Every Time I Find the Meaning of Life They Change It by Daniel Klein is subtitled Wisdom of the Great Philosophers on How to Live. This small collection is that, but more specifically it is Klein’s lifetime collation of and reflection on larger philosophical ideas and publishings, and small quotes he’s collected in the past. This is his interpretation on ideas of a good life, things that have struck him in a certain time and place, things that still resonate, or even speak of that particular context. Simply structured, there is a chapter per idea or quote or philosophical movement, credited to the author or lead thinker, contextualised and interpreted and explained by Klein. He notes when and how he found this idea, why it struck him, and if it still does. The idea itself and the contemporary context around when that philosophical idea was developed is also explained, meaning that this book has feelings of being almost journal-like as well as a Western Philosophy-lite.

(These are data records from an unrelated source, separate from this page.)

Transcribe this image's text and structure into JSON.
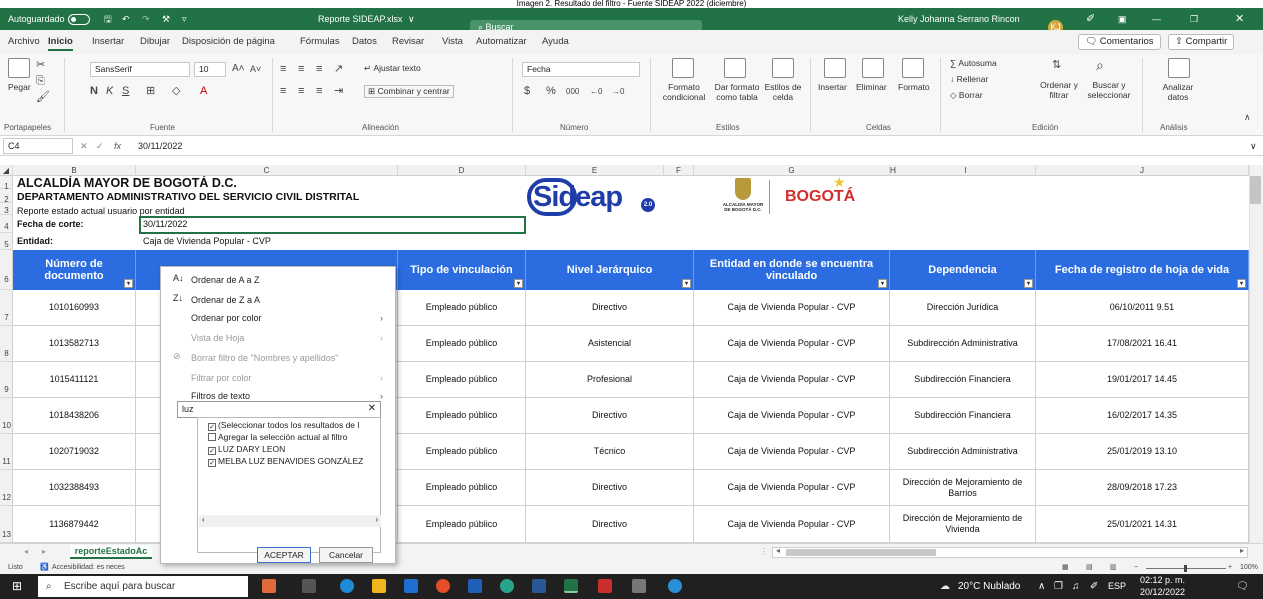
{
  "caption": "Imagen 2. Resultado del filtro - Fuente SIDEAP 2022 (diciembre)",
  "titlebar": {
    "autosave_label": "Autoguardado",
    "doc_title": "Reporte SIDEAP.xlsx",
    "search_placeholder": "Buscar",
    "user_name": "Kelly Johanna Serrano Rincon",
    "user_initials": "KJ"
  },
  "menu": {
    "items": [
      "Archivo",
      "Inicio",
      "Insertar",
      "Dibujar",
      "Disposición de página",
      "Fórmulas",
      "Datos",
      "Revisar",
      "Vista",
      "Automatizar",
      "Ayuda"
    ],
    "comentarios": "Comentarios",
    "compartir": "Compartir"
  },
  "ribbon": {
    "pegar": "Pegar",
    "font_name": "SansSerif",
    "font_size": "10",
    "ajustar_texto": "Ajustar texto",
    "combinar": "Combinar y centrar",
    "number_format": "Fecha",
    "formato_condicional": "Formato condicional",
    "dar_formato_tabla": "Dar formato como tabla",
    "estilos_celda": "Estilos de celda",
    "insertar": "Insertar",
    "eliminar": "Eliminar",
    "formato": "Formato",
    "autosuma": "Autosuma",
    "rellenar": "Rellenar",
    "borrar": "Borrar",
    "ordenar_filtrar": "Ordenar y filtrar",
    "buscar_seleccionar": "Buscar y seleccionar",
    "analizar_datos": "Analizar datos",
    "groups": [
      "Portapapeles",
      "Fuente",
      "Alineación",
      "Número",
      "Estilos",
      "Celdas",
      "Edición",
      "Análisis"
    ]
  },
  "formula_bar": {
    "cell_ref": "C4",
    "fx": "fx",
    "value": "30/11/2022"
  },
  "columns": [
    "B",
    "C",
    "D",
    "E",
    "F",
    "G",
    "H",
    "I",
    "J"
  ],
  "rows": [
    "1",
    "2",
    "3",
    "4",
    "5",
    "6",
    "7",
    "8",
    "9",
    "10",
    "11",
    "12",
    "13"
  ],
  "sheet": {
    "title1": "ALCALDÍA MAYOR DE BOGOTÁ D.C.",
    "title2": "DEPARTAMENTO ADMINISTRATIVO DEL SERVICIO CIVIL DISTRITAL",
    "subtitle": "Reporte estado actual usuario por entidad",
    "fecha_label": "Fecha de corte:",
    "fecha_value": "30/11/2022",
    "entidad_label": "Entidad:",
    "entidad_value": "Caja de Vivienda Popular - CVP",
    "logo_sideap": "Sideap",
    "logo_sideap_version": "2.0",
    "logo_alcaldia": "ALCALDÍA MAYOR DE BOGOTÁ D.C.",
    "logo_bogota": "BOGOTÁ"
  },
  "table": {
    "headers": [
      "Número de documento",
      "",
      "Tipo de vinculación",
      "Nivel Jerárquico",
      "Entidad en donde se encuentra vinculado",
      "Dependencia",
      "Fecha de registro de hoja de vida"
    ],
    "rows": [
      [
        "1010160993",
        "Empleado público",
        "Directivo",
        "Caja de Vivienda Popular - CVP",
        "Dirección Jurídica",
        "06/10/2011 9.51"
      ],
      [
        "1013582713",
        "Empleado público",
        "Asistencial",
        "Caja de Vivienda Popular - CVP",
        "Subdirección Administrativa",
        "17/08/2021 16.41"
      ],
      [
        "1015411121",
        "Empleado público",
        "Profesional",
        "Caja de Vivienda Popular - CVP",
        "Subdirección Financiera",
        "19/01/2017 14.45"
      ],
      [
        "1018438206",
        "Empleado público",
        "Directivo",
        "Caja de Vivienda Popular - CVP",
        "Subdirección Financiera",
        "16/02/2017 14.35"
      ],
      [
        "1020719032",
        "Empleado público",
        "Técnico",
        "Caja de Vivienda Popular - CVP",
        "Subdirección Administrativa",
        "25/01/2019 13.10"
      ],
      [
        "1032388493",
        "Empleado público",
        "Directivo",
        "Caja de Vivienda Popular - CVP",
        "Dirección de Mejoramiento de Barrios",
        "28/09/2018 17.23"
      ],
      [
        "1136879442",
        "Empleado público",
        "Directivo",
        "Caja de Vivienda Popular - CVP",
        "Dirección de Mejoramiento de Vivienda",
        "25/01/2021 14.31"
      ]
    ]
  },
  "filter": {
    "sort_az": "Ordenar de A a Z",
    "sort_za": "Ordenar de Z a A",
    "sort_color": "Ordenar por color",
    "sheet_view": "Vista de Hoja",
    "clear_filter": "Borrar filtro de \"Nombres y apellidos\"",
    "filter_color": "Filtrar por color",
    "text_filters": "Filtros de texto",
    "search_value": "luz",
    "items": [
      "(Seleccionar todos los resultados de l",
      "Agregar la selección actual al filtro",
      "LUZ DARY LEON",
      "MELBA LUZ BENAVIDES GONZÁLEZ"
    ],
    "accept": "ACEPTAR",
    "cancel": "Cancelar"
  },
  "status": {
    "listo": "Listo",
    "accesibilidad": "Accesibilidad: es neces",
    "zoom": "100%"
  },
  "sheet_tab": "reporteEstadoAc",
  "taskbar": {
    "search": "Escribe aquí para buscar",
    "weather": "20°C Nublado",
    "lang": "ESP",
    "time": "02:12 p. m.",
    "date": "20/12/2022"
  },
  "colors": {
    "excel_green": "#217346",
    "header_blue": "#2b6de0",
    "sideap_blue": "#1f3da8",
    "bogota_red": "#d42d2d"
  }
}
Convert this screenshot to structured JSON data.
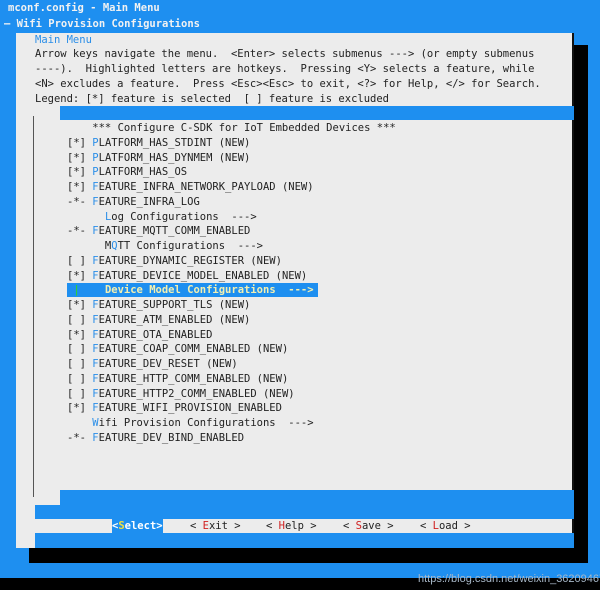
{
  "window": {
    "title": "mconf.config - Main Menu",
    "breadcrumb": "— Wifi Provision Configurations"
  },
  "dialog": {
    "title": "Main Menu",
    "help_lines": [
      "Arrow keys navigate the menu.  <Enter> selects submenus ---> (or empty submenus",
      "----).  Highlighted letters are hotkeys.  Pressing <Y> selects a feature, while",
      "<N> excludes a feature.  Press <Esc><Esc> to exit, <?> for Help, </> for Search.",
      "Legend: [*] feature is selected  [ ] feature is excluded"
    ]
  },
  "menu": {
    "items": [
      {
        "pre": "    *** Configure C-SDK for IoT Embedded Devices ***",
        "hot": "",
        "rest": ""
      },
      {
        "pre": "[*] ",
        "hot": "P",
        "rest": "LATFORM_HAS_STDINT (NEW)"
      },
      {
        "pre": "[*] ",
        "hot": "P",
        "rest": "LATFORM_HAS_DYNMEM (NEW)"
      },
      {
        "pre": "[*] ",
        "hot": "P",
        "rest": "LATFORM_HAS_OS"
      },
      {
        "pre": "[*] ",
        "hot": "F",
        "rest": "EATURE_INFRA_NETWORK_PAYLOAD (NEW)"
      },
      {
        "pre": "-*- ",
        "hot": "F",
        "rest": "EATURE_INFRA_LOG"
      },
      {
        "pre": "      ",
        "hot": "L",
        "rest": "og Configurations  --->"
      },
      {
        "pre": "-*- ",
        "hot": "F",
        "rest": "EATURE_MQTT_COMM_ENABLED"
      },
      {
        "pre": "      M",
        "hot": "Q",
        "rest": "TT Configurations  --->"
      },
      {
        "pre": "[ ] ",
        "hot": "F",
        "rest": "EATURE_DYNAMIC_REGISTER (NEW)"
      },
      {
        "pre": "[*] ",
        "hot": "F",
        "rest": "EATURE_DEVICE_MODEL_ENABLED (NEW)"
      },
      {
        "pre": "      ",
        "hot": "",
        "rest": "Device Model Configurations  --->",
        "selected": true
      },
      {
        "pre": "[*] ",
        "hot": "F",
        "rest": "EATURE_SUPPORT_TLS (NEW)"
      },
      {
        "pre": "[ ] ",
        "hot": "F",
        "rest": "EATURE_ATM_ENABLED (NEW)"
      },
      {
        "pre": "[*] ",
        "hot": "F",
        "rest": "EATURE_OTA_ENABLED"
      },
      {
        "pre": "[ ] ",
        "hot": "F",
        "rest": "EATURE_COAP_COMM_ENABLED (NEW)"
      },
      {
        "pre": "[ ] ",
        "hot": "F",
        "rest": "EATURE_DEV_RESET (NEW)"
      },
      {
        "pre": "[ ] ",
        "hot": "F",
        "rest": "EATURE_HTTP_COMM_ENABLED (NEW)"
      },
      {
        "pre": "[ ] ",
        "hot": "F",
        "rest": "EATURE_HTTP2_COMM_ENABLED (NEW)"
      },
      {
        "pre": "[*] ",
        "hot": "F",
        "rest": "EATURE_WIFI_PROVISION_ENABLED"
      },
      {
        "pre": "    ",
        "hot": "W",
        "rest": "ifi Provision Configurations  --->"
      },
      {
        "pre": "-*- ",
        "hot": "F",
        "rest": "EATURE_DEV_BIND_ENABLED"
      }
    ]
  },
  "buttons": [
    {
      "open": "<",
      "hot": "S",
      "rest": "elect",
      "close": ">",
      "active": true
    },
    {
      "open": "< ",
      "hot": "E",
      "rest": "xit",
      "close": " >"
    },
    {
      "open": "< ",
      "hot": "H",
      "rest": "elp",
      "close": " >"
    },
    {
      "open": "< ",
      "hot": "S",
      "rest": "ave",
      "close": " >"
    },
    {
      "open": "< ",
      "hot": "L",
      "rest": "oad",
      "close": " >"
    }
  ],
  "watermark": "https://blog.csdn.net/weixin_36209467",
  "colors": {
    "background": "#1e8ff0",
    "dialog": "#ececec",
    "hotkey": "#2a8ee8",
    "button_hotkey": "#d02020"
  }
}
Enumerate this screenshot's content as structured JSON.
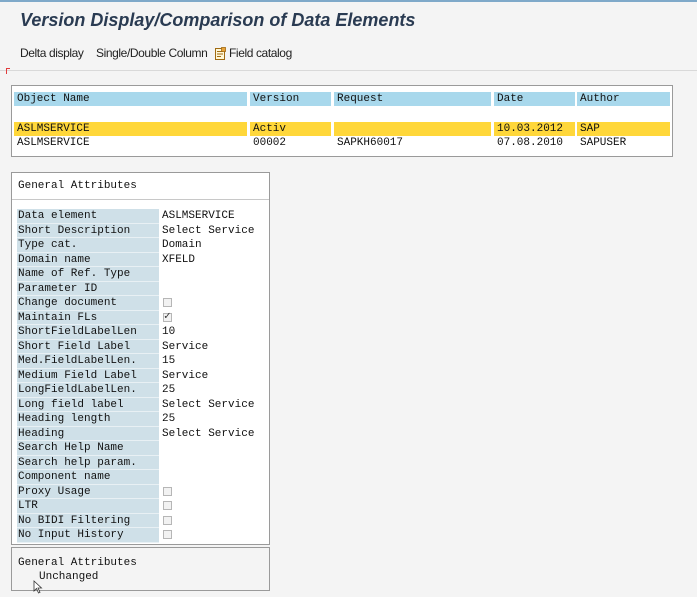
{
  "title": "Version Display/Comparison of Data Elements",
  "toolbar": {
    "delta_display": "Delta display",
    "single_double": "Single/Double Column",
    "field_catalog": "Field catalog"
  },
  "versions": {
    "headers": [
      "Object Name",
      "Version",
      "Request",
      "Date",
      "Author"
    ],
    "rows": [
      {
        "object": "ASLMSERVICE",
        "version": "Activ",
        "request": "",
        "date": "10.03.2012",
        "author": "SAP"
      },
      {
        "object": "ASLMSERVICE",
        "version": "00002",
        "request": "SAPKH60017",
        "date": "07.08.2010",
        "author": "SAPUSER"
      }
    ]
  },
  "attributes": {
    "heading": "General Attributes",
    "rows": [
      {
        "label": "Data element",
        "value": "ASLMSERVICE"
      },
      {
        "label": "Short Description",
        "value": "Select Service"
      },
      {
        "label": "Type cat.",
        "value": "Domain"
      },
      {
        "label": "Domain name",
        "value": "XFELD"
      },
      {
        "label": "Name of Ref. Type",
        "value": ""
      },
      {
        "label": "Parameter ID",
        "value": ""
      },
      {
        "label": "Change document",
        "value": "",
        "checkbox": true,
        "checked": false
      },
      {
        "label": "Maintain FLs",
        "value": "",
        "checkbox": true,
        "checked": true
      },
      {
        "label": "ShortFieldLabelLen",
        "value": "10"
      },
      {
        "label": "Short Field Label",
        "value": "Service"
      },
      {
        "label": "Med.FieldLabelLen.",
        "value": "15"
      },
      {
        "label": "Medium Field Label",
        "value": "Service"
      },
      {
        "label": "LongFieldLabelLen.",
        "value": "25"
      },
      {
        "label": "Long field label",
        "value": "Select Service"
      },
      {
        "label": "Heading length",
        "value": "25"
      },
      {
        "label": "Heading",
        "value": "Select Service"
      },
      {
        "label": "Search Help Name",
        "value": ""
      },
      {
        "label": "Search help param.",
        "value": ""
      },
      {
        "label": "Component name",
        "value": ""
      },
      {
        "label": "Proxy Usage",
        "value": "",
        "checkbox": true,
        "checked": false
      },
      {
        "label": "LTR",
        "value": "",
        "checkbox": true,
        "checked": false
      },
      {
        "label": "No BIDI Filtering",
        "value": "",
        "checkbox": true,
        "checked": false
      },
      {
        "label": "No Input History",
        "value": "",
        "checkbox": true,
        "checked": false
      }
    ]
  },
  "footer": {
    "heading": "General Attributes",
    "status": "Unchanged"
  },
  "colors": {
    "header_bg": "#a8d8ec",
    "active_row_bg": "#ffd73a",
    "label_bg": "#cfe0e8",
    "title": "#2a3b52"
  },
  "icons": [
    "field-catalog-icon",
    "mouse-cursor-icon"
  ]
}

It is the words of Reinhold Niebuhr that are borrowed for the title of Klein’s book; throughout his life Klein has maintained a notebook collecting these witty epithets on how to life his best life and now coming toward the end he reflects on them from a different perspective. These ideas have come from Camus, Russell, Epicurus and Emerson; varied thinkers and approaches all with the unifying theme.
“…through the greatness of the universe which philosophy contemplates the mind also is rendered great, and becomes capable of that union with the universe which constitutes its highest good” – Bertrand Russell
It ends up being a very humourous and digestible guide to philosophical thought and personal reflection. There are breathtakingly profound ideas in here, and some movements that a reader may respond to as being incredibly inappropriate for a life philosophy (I’m thinking of existentialism here, for example), but Klein has a wit and charm in introducing and interrogating each idea.
“You are made of stuff that is as old as the planet, one third as old as the universe, though this is the first time that those atoms have been gathered together such that they think that they are you” – Frank Close
This was both a delightful and challenging read because, along with Klein, I reflected on the philosophy in each chapter to test its appropriateness for my own life. It causes conversations, further research, further reading. Perhaps it is my introduction to philosophy for dummies. I thoroughly enjoyed being both guided and entertained by Klein’s collection of philosophy for life.